26.4.08

The living dead and the dead living


It is true that I have always been afraid (or at least wary) of clowns. I have also never felt at ease with china dolls. When one considers the two, one can see that both the clown and the china doll actually have similar features. Both are unpleasant and can be used to scare and intimidate . I would say that the difference between them lies in their personalities, yet both personalities cause alarm.

The clown, with his crazy face and oversized and over-coloured clothes, acts with frightful enthusiasm and silliness. He also always wants to act with an element of surprise - the only result being intense fear and panic on the surprised. No-one likes surprises. The clown is never still in the presence of another human, heightening our sense of panic. I don't think horror films that have clowns in them began this fear - clowns were always to be afraid of (and always wanted to be).
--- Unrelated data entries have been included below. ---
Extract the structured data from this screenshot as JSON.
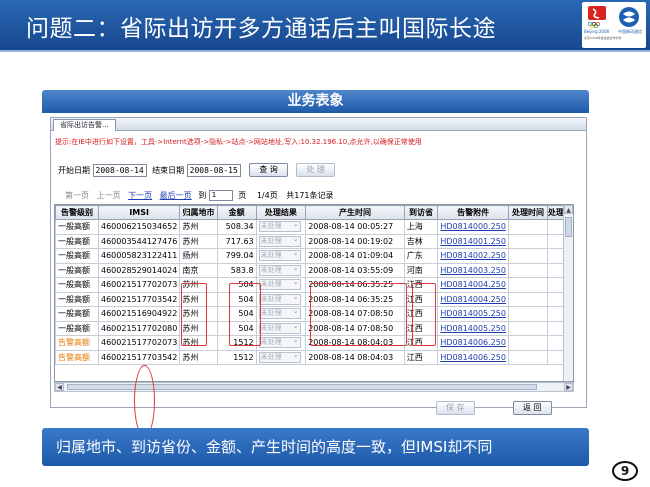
{
  "slide": {
    "title": "问题二：省际出访开多方通话后主叫国际长途",
    "caption": "归属地市、到访省份、金额、产生时间的高度一致，但IMSI却不同",
    "page_number": "9"
  },
  "logos": {
    "olympic_caption": "Beijing 2008",
    "mobile_caption": "中国移动通信",
    "note": "北京2008年奥运会合作伙伴",
    "brand_color": "#1d5fb2"
  },
  "panel": {
    "banner_title": "业务表象",
    "tab_label": "省际出访告警..."
  },
  "hint": "提示:在IE中进行如下设置，工具->Internt选项->隐私->站点->网站地址,写入:10.32.196.10,点允许,以确保正常使用",
  "filter": {
    "start_label": "开始日期",
    "start_value": "2008-08-14",
    "end_label": "结束日期",
    "end_value": "2008-08-15",
    "query_button": "查 询",
    "process_button": "处 理"
  },
  "pager": {
    "first": "第一页",
    "prev": "上一页",
    "next": "下一页",
    "last": "最后一页",
    "goto_label": "到",
    "page_value": "1",
    "page_unit": "页",
    "page_of": "1/4页",
    "total": "共171条记录"
  },
  "table": {
    "headers": [
      "告警级别",
      "IMSI",
      "归属地市",
      "金额",
      "处理结果",
      "产生时间",
      "到访省",
      "告警附件",
      "处理时间",
      "处理人"
    ],
    "rows": [
      {
        "level": "一般高额",
        "imsi": "460006215034652",
        "city": "苏州",
        "amount": "508.34",
        "result": "未处理",
        "time": "2008-08-14 00:05:27",
        "province": "上海",
        "attachment": "HD0814000.250",
        "level_color": "normal"
      },
      {
        "level": "一般高额",
        "imsi": "460003544127476",
        "city": "苏州",
        "amount": "717.63",
        "result": "未处理",
        "time": "2008-08-14 00:19:02",
        "province": "吉林",
        "attachment": "HD0814001.250",
        "level_color": "normal"
      },
      {
        "level": "一般高额",
        "imsi": "460005823122411",
        "city": "扬州",
        "amount": "799.04",
        "result": "未处理",
        "time": "2008-08-14 01:09:04",
        "province": "广东",
        "attachment": "HD0814002.250",
        "level_color": "normal"
      },
      {
        "level": "一般高额",
        "imsi": "460028529014024",
        "city": "南京",
        "amount": "583.8",
        "result": "未处理",
        "time": "2008-08-14 03:55:09",
        "province": "河南",
        "attachment": "HD0814003.250",
        "level_color": "normal"
      },
      {
        "level": "一般高额",
        "imsi": "460021517702073",
        "city": "苏州",
        "amount": "504",
        "result": "未处理",
        "time": "2008-08-14 06:35:25",
        "province": "江西",
        "attachment": "HD0814004.250",
        "level_color": "normal"
      },
      {
        "level": "一般高额",
        "imsi": "460021517703542",
        "city": "苏州",
        "amount": "504",
        "result": "未处理",
        "time": "2008-08-14 06:35:25",
        "province": "江西",
        "attachment": "HD0814004.250",
        "level_color": "normal"
      },
      {
        "level": "一般高额",
        "imsi": "460021516904922",
        "city": "苏州",
        "amount": "504",
        "result": "未处理",
        "time": "2008-08-14 07:08:50",
        "province": "江西",
        "attachment": "HD0814005.250",
        "level_color": "normal"
      },
      {
        "level": "一般高额",
        "imsi": "460021517702080",
        "city": "苏州",
        "amount": "504",
        "result": "未处理",
        "time": "2008-08-14 07:08:50",
        "province": "江西",
        "attachment": "HD0814005.250",
        "level_color": "normal"
      },
      {
        "level": "告警高额",
        "imsi": "460021517702073",
        "city": "苏州",
        "amount": "1512",
        "result": "未处理",
        "time": "2008-08-14 08:04:03",
        "province": "江西",
        "attachment": "HD0814006.250",
        "level_color": "orange"
      },
      {
        "level": "告警高额",
        "imsi": "460021517703542",
        "city": "苏州",
        "amount": "1512",
        "result": "未处理",
        "time": "2008-08-14 08:04:03",
        "province": "江西",
        "attachment": "HD0814006.250",
        "level_color": "orange"
      }
    ]
  },
  "footer": {
    "save_button": "保 存",
    "back_button": "返 回"
  },
  "colors": {
    "header_blue": "#17488f",
    "hint_red": "#d61b1b",
    "warning_orange": "#e07a00",
    "highlight_red": "#d83a3a"
  }
}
The china doll also has a madness in her face and wears clothes that give it a ghost-like image. Her face has similar painting to the clowns, though slightly shinier. Her eyelids can move up and down (and we are always waiting for them to flicker). The clothes are from strange periods in history, ranging from what looks like the early eighteenth to the late nineteenth century, and always from the upper-middle classes. There is always a feeling of her coming back from the past. Or being dead, but never having died. Either way she is never from our age and is therefore always judging our present age. She has a stillness that makes us quiver. My great aunt used to have lots of china dolls in her house (only great aunts do) - at any moment they could have come alive (at night they surely did). The gaze is cold and dead, which is how you will end up if one of these dolls gets their way.
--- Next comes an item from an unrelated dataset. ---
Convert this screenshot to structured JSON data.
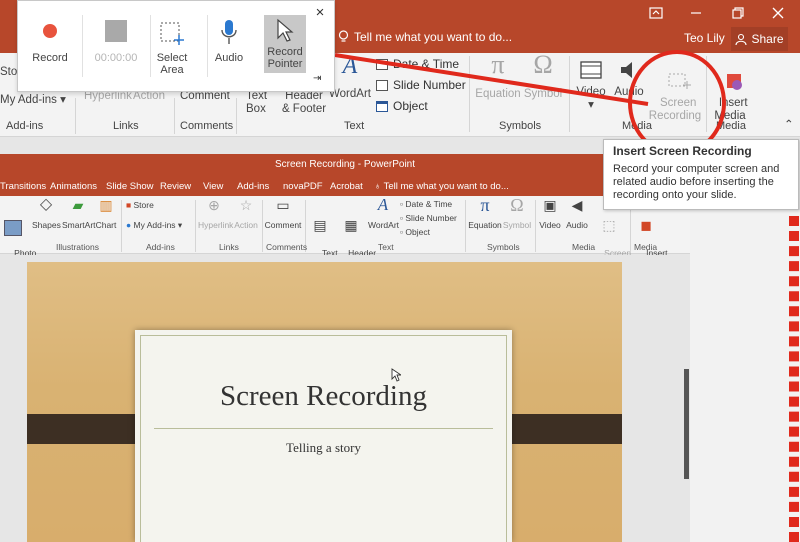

The clown intimidates with his chaotic personality, the china doll with her cool, watchful personality. Both have some kind of angry mental disorder and are truly psychotic. As an informed man once said to me, "they [clowns and china dolls] are two sides of the same coin." The clown should be dead yet is alive, and the china doll is dead but should be alive. The clown is the appalling reality of an inanimate thing come to life, the doll the appalling reality of the living thing petrified. That is enough to frighten the toughest of humans.